Mit freundlichen Grüßen
Rainer W. Sauer
Leiter der Abteilung Beiträge im KSJ
Geht‘s noch? Sie hätten vor zehn Jahren, als die Erfurter Straße gebaut wurden, oder meinetwegen vor sechs Jahren spätestens, ihre Beiträge erheben können. Jetzt ist alles verjährt. Aber das hindert ja niemanden in der Stadtverwaltung daran, den Bürgern kurz vor der Änderung des Gesetzes noch ihr gutes Geld aus der Tasche zu ziehen.
Kann man nur hoffen, dass der Jenaer Stadtrat dem ganzen Unsinn einen Riegel vorschiebt.
Liebe/r Nutzer/in,
Ihr Statement möchte ich hier nicht unkommentiert lassen.
Sie schreiben 1.) „Jetzt ist alles verjährt.“ – Nun, verjähren kann nur, was zuvor rechtmäßig entstanden war. Der Abschluss von Bauarbeiten startet noch keinen Verjährungszeitraum. Bei der Erfurter Straße wurden die Arbeiten an der Fahrbahn (= Bundestraße) in einem ersten Bauabschnitt bis in etwa zur Hautklinik geführt. Der sich anschließende zweite Bauabschnitt soll bis 2025 durchgeführt werden. Abgeschlossen sind die Herstellungsarbeiten am Rad-/Gehweg und der Straßenbeleuchtung. Ohne einen Beschluss zur sog. Kostenspaltung gibt es auch hier keine Verjährung.

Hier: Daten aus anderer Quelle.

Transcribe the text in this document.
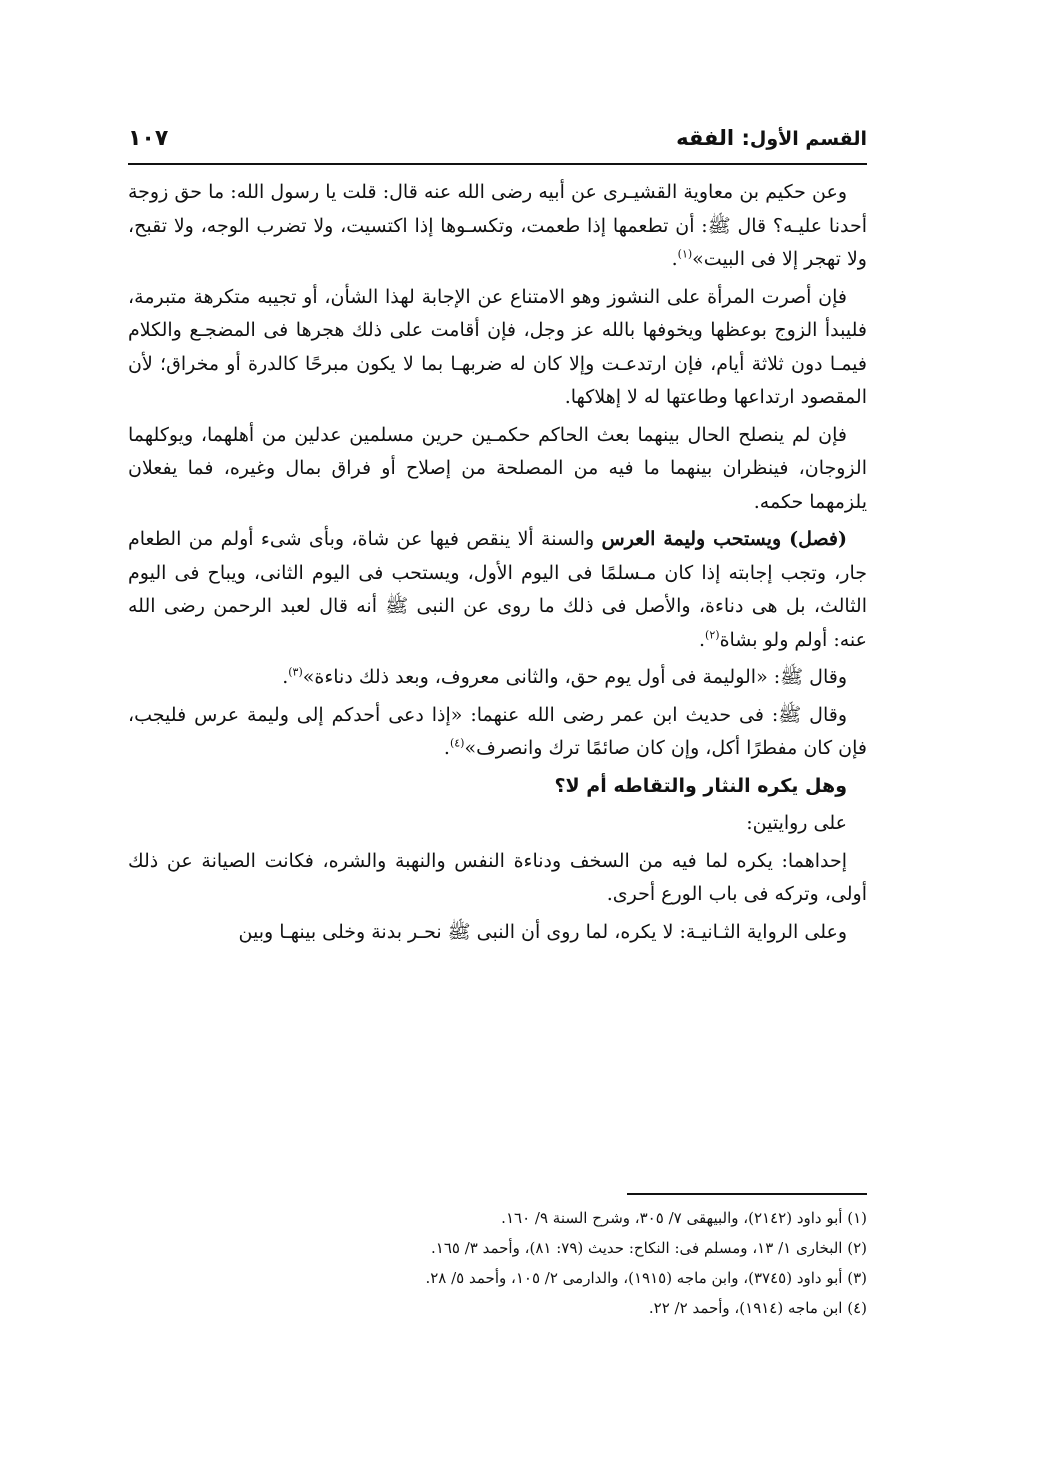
القسم الأول: الفقه
١٠٧

وعن حكيم بن معاوية القشيـرى عن أبيه رضى الله عنه قال: قلت يا رسول الله: ما حق زوجة أحدنا عليـه؟ قال ﷺ: أن تطعمها إذا طعمت، وتكسـوها إذا اكتسيت، ولا تضرب الوجه، ولا تقبح، ولا تهجر إلا فى البيت»$^{(١)}$.

فإن أصرت المرأة على النشوز وهو الامتناع عن الإجابة لهذا الشأن، أو تجيبه متكرهة متبرمة، فليبدأ الزوج بوعظها ويخوفها بالله عز وجل، فإن أقامت على ذلك هجرها فى المضجـع والكلام فيمـا دون ثلاثة أيام، فإن ارتدعـت وإلا كان له ضربهـا بما لا يكون مبرحًا كالدرة أو مخراق؛ لأن المقصود ارتداعها وطاعتها له لا إهلاكها.

فإن لم ينصلح الحال بينهما بعث الحاكم حكمـين حرين مسلمين عدلين من أهلهما، ويوكلهما الزوجان، فينظران بينهما ما فيه من المصلحة من إصلاح أو فراق بمال وغيره، فما يفعلان يلزمهما حكمه.

(فصل) ويستحب وليمة العرس والسنة ألا ينقص فيها عن شاة، وبأى شىء أولم من الطعام جار، وتجب إجابته إذا كان مـسلمًا فى اليوم الأول، ويستحب فى اليوم الثانى، ويباح فى اليوم الثالث، بل هى دناءة، والأصل فى ذلك ما روى عن النبى ﷺ أنه قال لعبد الرحمن رضى الله عنه: أولم ولو بشاة$^{(٢)}$.

وقال ﷺ: «الوليمة فى أول يوم حق، والثانى معروف، وبعد ذلك دناءة»$^{(٣)}$.

وقال ﷺ: فى حديث ابن عمر رضى الله عنهما: «إذا دعى أحدكم إلى وليمة عرس فليجب، فإن كان مفطرًا أكل، وإن كان صائمًا ترك وانصرف»$^{(٤)}$.

وهل يكره النثار والتقاطه أم لا؟

على روايتين:

إحداهما: يكره لما فيه من السخف ودناءة النفس والنهبة والشره، فكانت الصيانة عن ذلك أولى، وتركه فى باب الورع أحرى.

وعلى الرواية الثـانيـة: لا يكره، لما روى أن النبى ﷺ نحـر بدنة وخلى بينهـا وبين

(١) أبو داود (٢١٤٢)، والبيهقى ٧/ ٣٠٥، وشرح السنة ٩/ ١٦٠.

(٢) البخارى ١/ ١٣، ومسلم فى: النكاح: حديث (٧٩: ٨١)، وأحمد ٣/ ١٦٥.

(٣) أبو داود (٣٧٤٥)، وابن ماجه (١٩١٥)، والدارمى ٢/ ١٠٥، وأحمد ٥/ ٢٨.

(٤) ابن ماجه (١٩١٤)، وأحمد ٢/ ٢٢.
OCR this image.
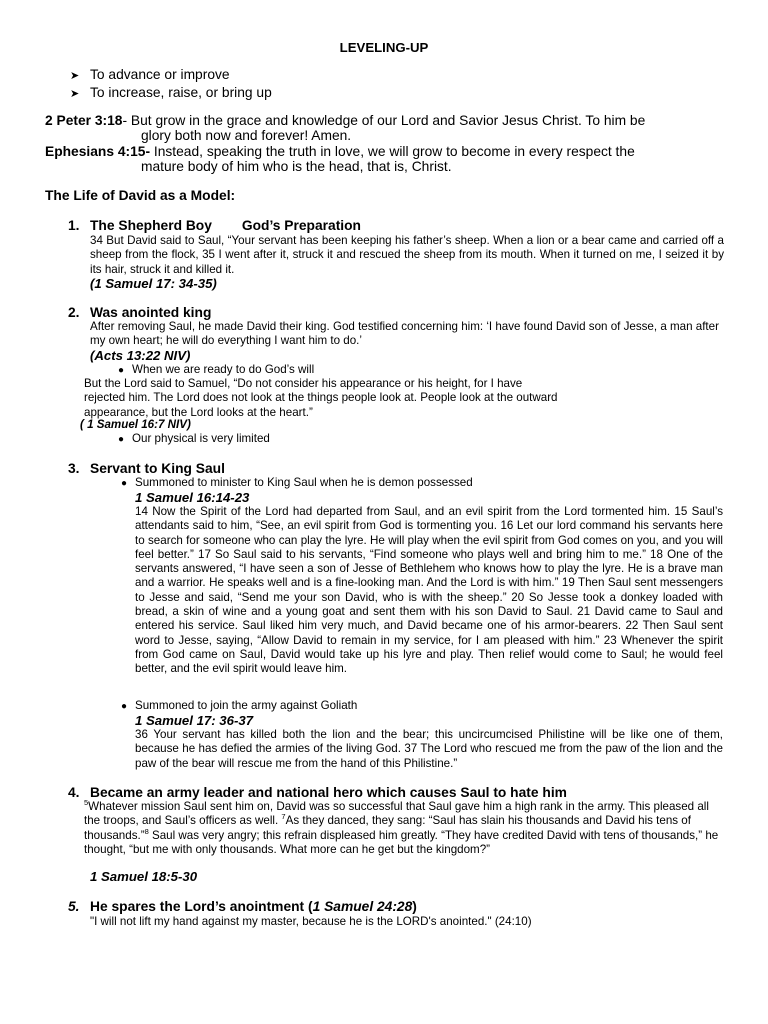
LEVELING-UP
➤ To advance or improve
➤ To increase, raise, or bring up
2 Peter 3:18- But grow in the grace and knowledge of our Lord and Savior Jesus Christ. To him be
glory both now and forever! Amen.
Ephesians 4:15- Instead, speaking the truth in love, we will grow to become in every respect the
mature body of him who is the head, that is, Christ.
The Life of David as a Model:
1. The Shepherd Boy God’s Preparation
34 But David said to Saul, “Your servant has been keeping his father’s sheep. When a lion or a bear came and carried off a sheep from the flock, 35 I went after it, struck it and rescued the sheep from its mouth. When it turned on me, I seized it by its hair, struck it and killed it.
(1 Samuel 17: 34-35)
2. Was anointed king
After removing Saul, he made David their king. God testified concerning him: ‘I have found David son of Jesse, a man after my own heart; he will do everything I want him to do.’
(Acts 13:22 NIV)
● When we are ready to do God’s will
But the Lord said to Samuel, “Do not consider his appearance or his height, for I have
rejected him. The Lord does not look at the things people look at. People look at the outward
appearance, but the Lord looks at the heart.”
( 1 Samuel 16:7 NIV)
● Our physical is very limited
3. Servant to King Saul
● Summoned to minister to King Saul when he is demon possessed
1 Samuel 16:14-23
14 Now the Spirit of the Lord had departed from Saul, and an evil spirit from the Lord tormented him. 15 Saul’s attendants said to him, “See, an evil spirit from God is tormenting you. 16 Let our lord command his servants here to search for someone who can play the lyre. He will play when the evil spirit from God comes on you, and you will feel better.” 17 So Saul said to his servants, “Find someone who plays well and bring him to me.” 18 One of the servants answered, “I have seen a son of Jesse of Bethlehem who knows how to play the lyre. He is a brave man and a warrior. He speaks well and is a fine-looking man. And the Lord is with him.” 19 Then Saul sent messengers to Jesse and said, “Send me your son David, who is with the sheep.” 20 So Jesse took a donkey loaded with bread, a skin of wine and a young goat and sent them with his son David to Saul. 21 David came to Saul and entered his service. Saul liked him very much, and David became one of his armor-bearers. 22 Then Saul sent word to Jesse, saying, “Allow David to remain in my service, for I am pleased with him.” 23 Whenever the spirit from God came on Saul, David would take up his lyre and play. Then relief would come to Saul; he would feel better, and the evil spirit would leave him.
● Summoned to join the army against Goliath
1 Samuel 17: 36-37
36 Your servant has killed both the lion and the bear; this uncircumcised Philistine will be like one of them, because he has defied the armies of the living God. 37 The Lord who rescued me from the paw of the lion and the paw of the bear will rescue me from the hand of this Philistine.”
4. Became an army leader and national hero which causes Saul to hate him
$^5$Whatever mission Saul sent him on, David was so successful that Saul gave him a high rank in the army. This pleased all the troops, and Saul’s officers as well. $^7$As they danced, they sang: “Saul has slain his thousands and David his tens of thousands.”$^8$ Saul was very angry; this refrain displeased him greatly. “They have credited David with tens of thousands,” he thought, “but me with only thousands. What more can he get but the kingdom?”
1 Samuel 18:5-30
5. He spares the Lord’s anointment (1 Samuel 24:28)
"I will not lift my hand against my master, because he is the LORD's anointed." (24:10)
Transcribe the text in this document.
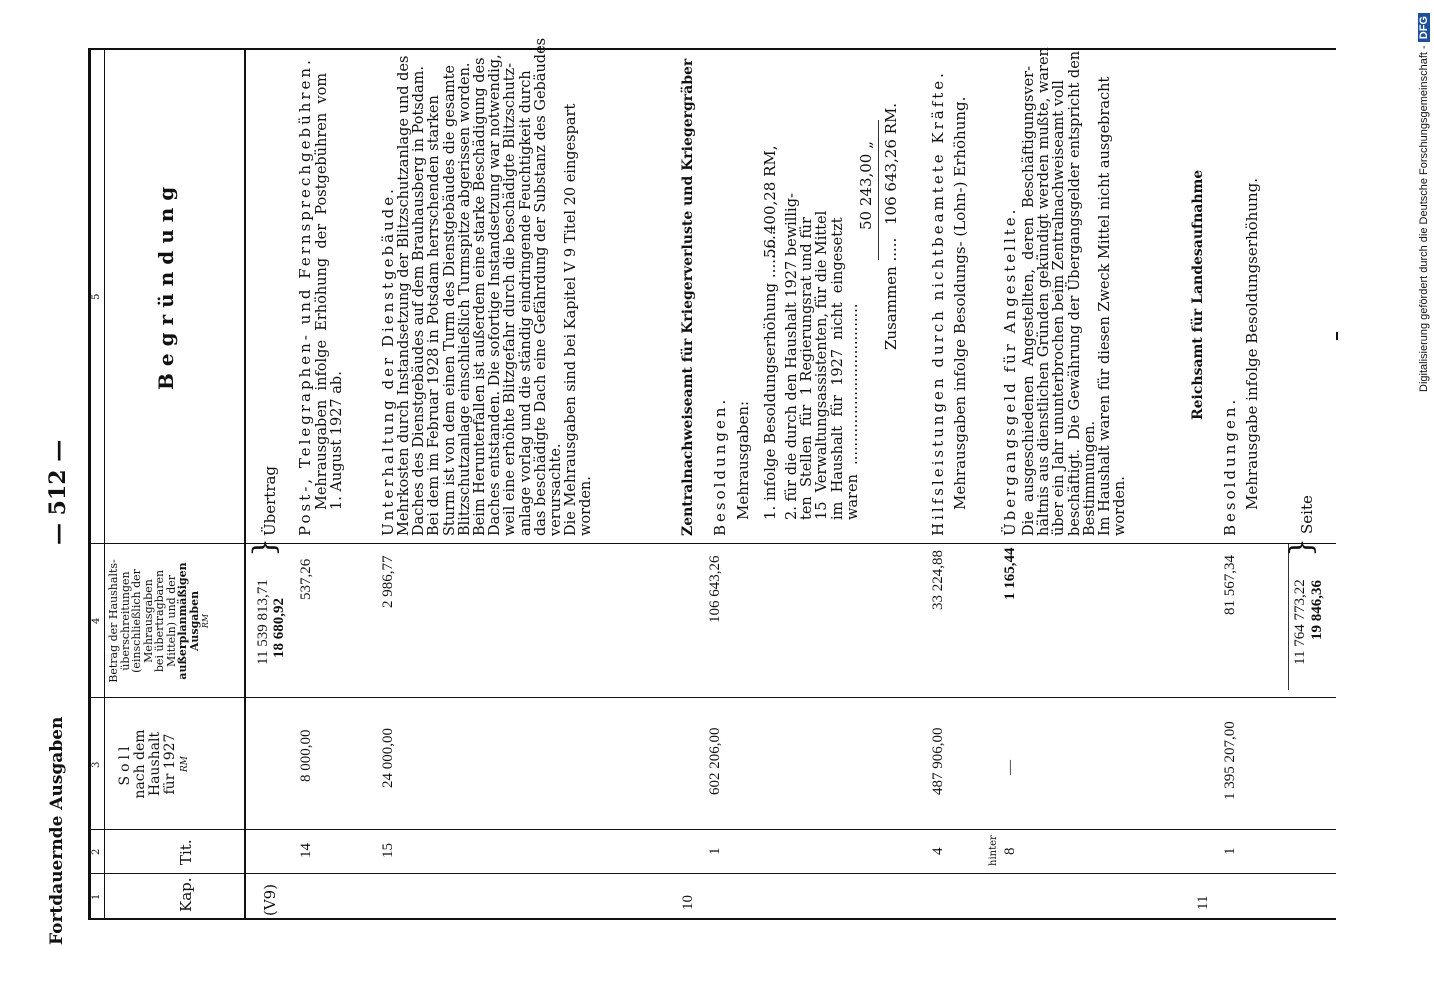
Fortdauernde Ausgaben
— 512 —
1
2
3
4
5
Kap.
Tit.
Soll nach dem Haushalt für 1927 RM
Betrag der Haushalts-
überschreitungen
(einschließlich der
Mehrausgaben
bei übertragbaren
Mitteln) und der
außerplanmäßigen
Ausgaben RM
Begründung
(V9)
11 539 813,71 18 680,92
}
Übertrag
14
8 000,00
537,26
Post-, Telegraphen- und Fernsprechgebühren. Mehrausgaben  infolge  Erhöhung  der  Postgebühren  vom
1. August 1927 ab.
15
24 000,00
2 986,77
Unterhaltung der Dienstgebäude. Mehrkosten durch Instandsetzung der Blitzschutzanlage und des
Daches des Dienstgebäudes auf dem Brauhausberg in Potsdam.
Bei dem im Februar 1928 in Potsdam herrschenden starken
Sturm ist von dem einen Turm des Dienstgebäudes die gesamte
Blitzschutzanlage einschließlich Turmspitze abgerissen worden.
Beim Herunterfallen ist außerdem eine starke Beschädigung des
Daches entstanden. Die sofortige Instandsetzung war notwendig,
weil eine erhöhte Blitzgefahr durch die beschädigte Blitzschutz-
anlage vorlag und die ständig eindringende Feuchtigkeit durch
das beschädigte Dach eine Gefährdung der Substanz des Gebäudes
verursachte.
Die Mehrausgaben sind bei Kapitel V 9 Titel 20 eingespart
worden.
10
Zentralnachweiseamt für Kriegerverluste und Kriegergräber
1
602 206,00
106 643,26
Besoldungen. Mehrausgaben: 1. infolge Besoldungserhöhung ..........
56 400,28 RM, 2. für die durch den Haushalt 1927 bewillig-
ten  Stellen  für  1 Regierungsrat und für
15  Verwaltungsassistenten, für die Mittel
im  Haushalt  für  1927  nicht  eingesetzt
waren  ...................................
50 243,00 „
Zusammen .....
106 643,26 RM.
4
487 906,00
33 224,88
Hilfsleistungen durch nichtbeamtete Kräfte. Mehrausgaben infolge Besoldungs- (Lohn-) Erhöhung.
hinter 8
—
1 165,44
Übergangsgeld für Angestellte. Die  ausgeschiedenen  Angestellten,  deren  Beschäftigungsver-
hältnis aus dienstlichen Gründen gekündigt werden mußte, waren
über ein Jahr ununterbrochen beim Zentralnachweiseamt voll
beschäftigt.  Die Gewährung der Übergangsgelder entspricht den
Bestimmungen.
Im Haushalt waren für diesen Zweck Mittel nicht ausgebracht
worden.
11
Reichsamt für Landesaufnahme
1
1 395 207,00
81 567,34
Besoldungen. Mehrausgabe infolge Besoldungserhöhung.
11 764 773,22 19 846,36
}
Seite
Digitalisierung gefördert durch die Deutsche Forschungsgemeinschaft - DFG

2.) schreiben Sie „Aber das hindert ja niemanden in der Stadtverwaltung daran, den Bürgern kurz vor der Änderung des Gesetzes noch ihr gutes Geld aus der Tasche zu ziehen.“ – Gut erkannt. Denn selbst wenn das Gesetz durch die Landesregierung geändert wird, erstreckt es sich nur in die Zukunft und kann bereits durchgeführte beitragspflichtige Straßenbauarbeiten nicht ungeschehen machen. Solche Herstellungsarbeiten sind und bleiben beitragspflichtig und müssen von den Anliegern nach der Gesetzeslage anteilig mitfinanziert werden.
Abschließend meinen Sie noch „Kann man nur hoffen, dass der Jenaer Stadtrat dem ganzen Unsinn einen Riegel vorschiebt.“ – Das wäre, schlicht ausgedrückt, Beitragshinterziehung und a) nach Art. 3 Grundgesetz ungerecht gegenüber allen Menschen in Jena, die seit 1992 ihre Beiträge (in Raten oder einer Summe) zahlen mussten sowie b) schlichtweg nicht zulässig, da das Landesgesetz über der Entscheidung eines städtischen Entscheidungsträgers steht.
Deswegen werden wir in der Erfurter Straße eine Vorausleistung (= einen Teil der bisher von der Stadt Jena geleisteten Zahlungen abzüglich des Nicht-Anliegeranteils) erheben. Dies ist kein „Unsinn“ sondern unsere gesetzliche Pflicht.